Evanston race reports
(P/1/2): "The officials restarted Jeff Schroetlin
with a small gap but didn't give one to the other riders. With a fresh field behind him, his solo move lasted approximately two blocks."
(Team Get a Grip Cycles; 3): "I narrowly squeaked by the carnage, improving three places from people crashing out in front of me."
(Vitaminwater-Trek; P/1/2): "I did something I've never done in any criterium at any level after being dropped: I chased back on. I couldn't believe I actually made it back into the field."
(Ski Utah; 3): "A rider hit the deck close to my line and a bike was flying through the air right at me. I didn't know if I was going to make it or not."
(Tower Racing; 4): "Sure enough guys to my inside go down. I can feel the breeze from the rider next to me as he hits. I manage to keep cool and not overcorrect. I made it through."

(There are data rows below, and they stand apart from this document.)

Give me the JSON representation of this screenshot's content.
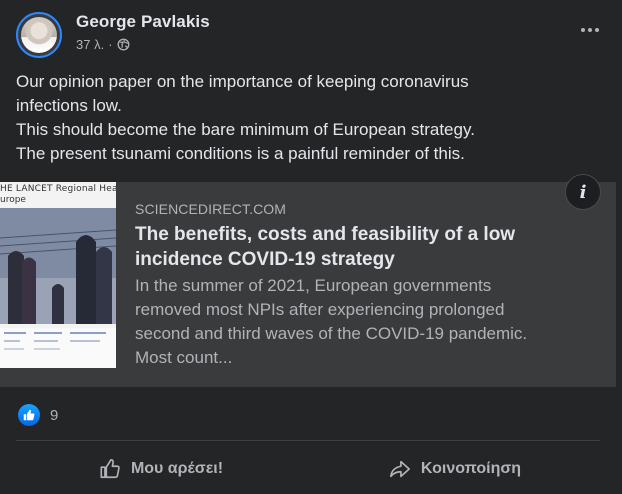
{
  "post": {
    "author": "George Pavlakis",
    "timestamp": "37 λ.",
    "separator": "·",
    "privacy_icon": "globe-icon",
    "more_icon": "more-options-icon",
    "text_lines": [
      "Our opinion paper on the importance of keeping coronavirus",
      "infections low.",
      "This should become the bare minimum of European strategy.",
      "The present tsunami conditions is a painful reminder of this."
    ]
  },
  "link_card": {
    "thumbnail_journal_line1": "HE LANCET Regional Health",
    "thumbnail_journal_line2": "urope",
    "domain": "SCIENCEDIRECT.COM",
    "title": "The benefits, costs and feasibility of a low incidence COVID-19 strategy",
    "description_lines": [
      "In the summer of 2021, European governments",
      "removed most NPIs after experiencing prolonged",
      "second and third waves of the COVID-19 pandemic.",
      "Most count..."
    ],
    "info_icon_glyph": "i"
  },
  "reactions": {
    "icon": "like-icon",
    "count": "9"
  },
  "actions": {
    "like_label": "Μου αρέσει!",
    "share_label": "Κοινοποίηση"
  },
  "colors": {
    "background": "#242526",
    "card": "#3a3b3c",
    "text_primary": "#e4e6eb",
    "text_secondary": "#b0b3b8",
    "like_blue": "#0566e8"
  }
}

(XXX Racing-AthletiCo; 4): "All around me was absolute carnage. I felt like I was in the eye of a Hurricane as a clinic of bad bike handling was on display."
(Sugar Cycles; 3): "We went from 18 to go to 14 to go after the restart. This caused a large portion of the field to lose their minds!"
(Bearclaw; P/1/2): "Midway between Turns 4 and 5 there was a bit of a lull in the pace, and I attacked. Hard. Went into Turn 5 almost too fast, but I had a gap! Rounded the final turn first. Just me, thousands of people, and massive noise from all angles. I didn't dare look back. What a feeling."
(Team Kenda Tire; W-P/1/2/3): "Things were fast but safe. I only had someone's shift lever shoved into my ass once, so that's pretty good."
(XXX Racing-AthletiCo; 3): "When another racer swung across my line in a corner, I touched my brake --
my front brake --
probably harder than I needed to. D'oh! I went over the handlebars and landed on my chin and chest."
(Vitamanwater-Trek; 4/5, 4): "I got to send a huge thanks out to the medial crew as they were definitely on top of their game today.
(XXX Racing-AthletiCo; 3): "My body actually goes inside
the barrier, shoulder first, and I come to a screeching halt and fall on the curb."
(Beverly Bike/Vee-Pak; 4/5, 4): "The team was really starting to steamroll the course and were picking up plenty of places until the race was stopped with eight to go. After the riders were peeled off the pavement in the infamous BK Stacker, the race was lined up for a third time."
(Team Pegasus; 4/5, 4): "Another wreck or three after this I mentally called it quits. Enough. I no longer had the legs to make it back up to the front nor the will."
(Team Pegasus; 4/5): "Holy cripes, this was ridiculous! I stuck with the group for a while but got nerves and fell off the rear at the end of lap five."
(Rock Racing; P/1/2): "Made for an odd outing but we maintained and are focusing on tomorrow now."
(XXX Racing-AthletiCo; P/1/2): "I enter the turn and I see 10 guys on the ground in front of me. I brake hard and swerve to make my way around."
(Kudzu; P/1/2): "I was on the wheel of the guy who wrecked. He took the corner too wide and might have been blinded by the bright setting sun and ended up running into the outside curb/barrier, which sent his bike flying up and back out onto the road right in front of me! I kind of ducked and swerved to avoid the back half of his bike."
(Spidermonkey Cycling; 4/5): "Instant frustration. And the chase group? I guess we didn’t exist. Chase eliminated."
(Alderfer Berger; P/1/2): "It was a blast getting to race 100 feet from my condo. The race went great for me. I felt amazing and was probably the best I have ever felt on my bike."
(Endeavour; 3): "If you find that you are not physically capable of ducking and covering, whatever you do, do not stand up and start walking around without looking what's coming."
(4/5, W-3/4): "Jesse Williams
is off the front, leading Liam Bradshaw
out. The field is now completely strung out. Jesse dumps Liam off at the BK Stacker, who takes two hot corners and a long sprint solo and just edges out an xXx rider for the win."
(Vitaminwater-Trek; 3): "I worked really hard to get to where I was on the last lap and throughout the race and a bit of poor bike handling at 30+ mph did me in along with a few other riders."